Initially, Gary, one of society's misfits (played by Tom Brooke), explains how everyone thinks that he is responsible for the firebombing of a series of waste bins on his estate. At the same time, the angry Francis (Ian Dunn) rants to Rachel Sanders (playing his sister Louise) about the local "pervert" and his young girl.

Soon, the speeches melt into a fantasy of happiness with their baby daughter Armistice, created by the pervert Mark (Michael Mears) who has left his wife of 22 years for a schoolgirl, Mandy (Christine Bottomley).

All of these speeches and discussions continue, interleaving with each other with little development except for Gary's explanations of how his school project about Osama bin Laden has not gone down as well as he had hoped.

The play then literally features an explosive change of tempo as Mark's garage, the last intact one on the estate and his pied à terre for dalliances with Mandy, blows up.

Suddenly we are in a situation where the vigilantes have taken over.

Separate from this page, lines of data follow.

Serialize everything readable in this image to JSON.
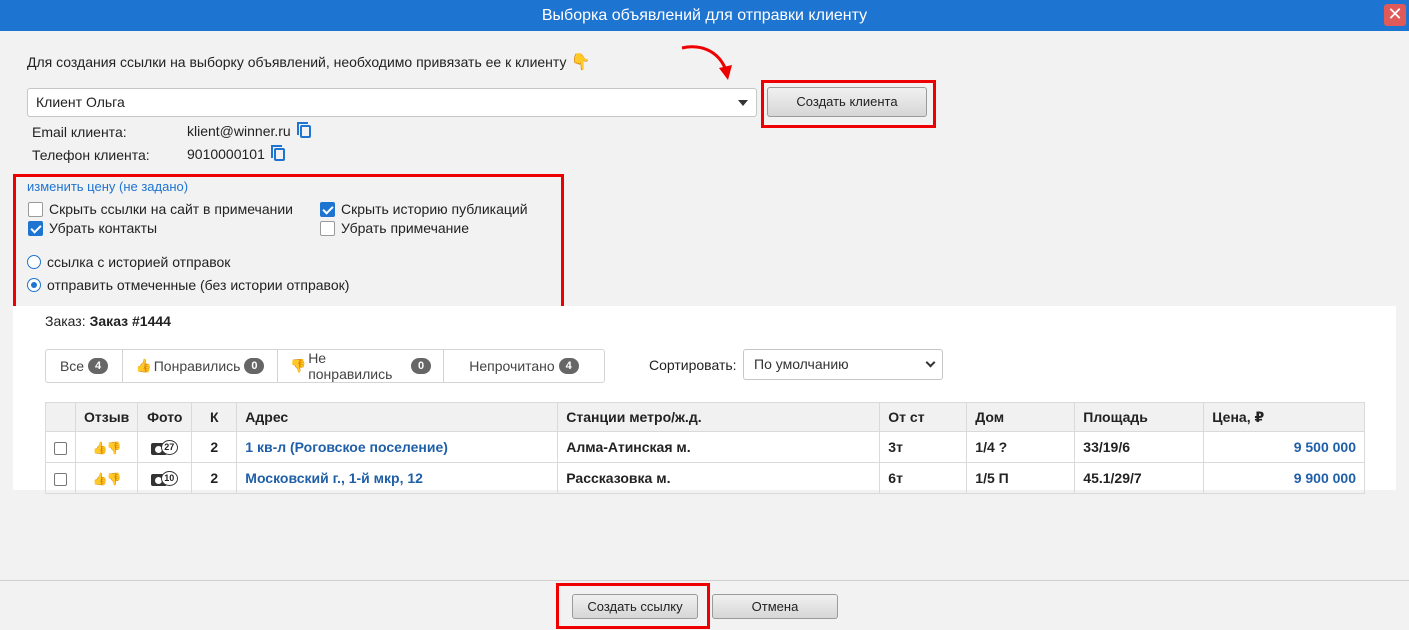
{
  "window": {
    "title": "Выборка объявлений для отправки клиенту"
  },
  "intro": {
    "text": "Для создания ссылки на выборку объявлений, необходимо привязать ее к клиенту",
    "hand": "👇"
  },
  "client": {
    "selected": "Клиент Ольга",
    "create_button": "Создать клиента",
    "email_label": "Email клиента:",
    "email_value": "klient@winner.ru",
    "phone_label": "Телефон клиента:",
    "phone_value": "9010000101"
  },
  "options": {
    "price_link": "изменить цену (не задано)",
    "hide_site_links": {
      "label": "Скрыть ссылки на сайт в примечании",
      "checked": false
    },
    "hide_publication_history": {
      "label": "Скрыть историю публикаций",
      "checked": true
    },
    "remove_contacts": {
      "label": "Убрать контакты",
      "checked": true
    },
    "remove_note": {
      "label": "Убрать примечание",
      "checked": false
    },
    "radio_with_history": {
      "label": "ссылка с историей отправок",
      "selected": false
    },
    "radio_marked_only": {
      "label": "отправить отмеченные (без истории отправок)",
      "selected": true
    }
  },
  "order": {
    "label": "Заказ:",
    "value": "Заказ #1444"
  },
  "filters": [
    {
      "label": "Все",
      "count": "4"
    },
    {
      "label": "Понравились",
      "count": "0",
      "icon": "thumb-up-icon"
    },
    {
      "label": "Не понравились",
      "count": "0",
      "icon": "thumb-down-icon"
    },
    {
      "label": "Непрочитано",
      "count": "4"
    }
  ],
  "sort": {
    "label": "Сортировать:",
    "value": "По умолчанию"
  },
  "table": {
    "headers": [
      "",
      "Отзыв",
      "Фото",
      "К",
      "Адрес",
      "Станции метро/ж.д.",
      "От ст",
      "Дом",
      "Площадь",
      "Цена, ₽"
    ],
    "rows": [
      {
        "photos": "27",
        "rooms": "2",
        "address": "1 кв-л (Роговское поселение)",
        "station": "Алма-Атинская м.",
        "distance": "3т",
        "house": "1/4 ?",
        "area": "33/19/6",
        "price": "9 500 000"
      },
      {
        "photos": "10",
        "rooms": "2",
        "address": "Московский г., 1-й мкр, 12",
        "station": "Рассказовка м.",
        "distance": "6т",
        "house": "1/5 П",
        "area": "45.1/29/7",
        "price": "9 900 000"
      }
    ]
  },
  "footer": {
    "create_link_button": "Создать ссылку",
    "cancel_button": "Отмена"
  },
  "colors": {
    "accent": "#1e74d1",
    "highlight": "#e00000",
    "link": "#1f5fa8"
  }
}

Gary is gagged and tied to a chair and in scenes assuredly designed to bring to mind the excesses of Abu Ghraib, he is horribly tortured and forced to confess to crimes that he has not committed. In this way, Kelly reminds us of the vengeful world that we are living in post 9/11.

The action then warms down as four monologues are delivered, seemingly bearing little relationship to anything that has happened before. The main connection is that three of them are unremittingly bleak dealing with death, a society falling apart and the need for someone to take responsibility for stopping a madness of violence.

The acting is universally excellent and this, together with the unsettling atmosphere is much to the credit of the director. It may not be easy to decipher the full meaning of Osama the Hero but this is a powerful and most unsettling work that may well haunt the memory for some considerable time to come.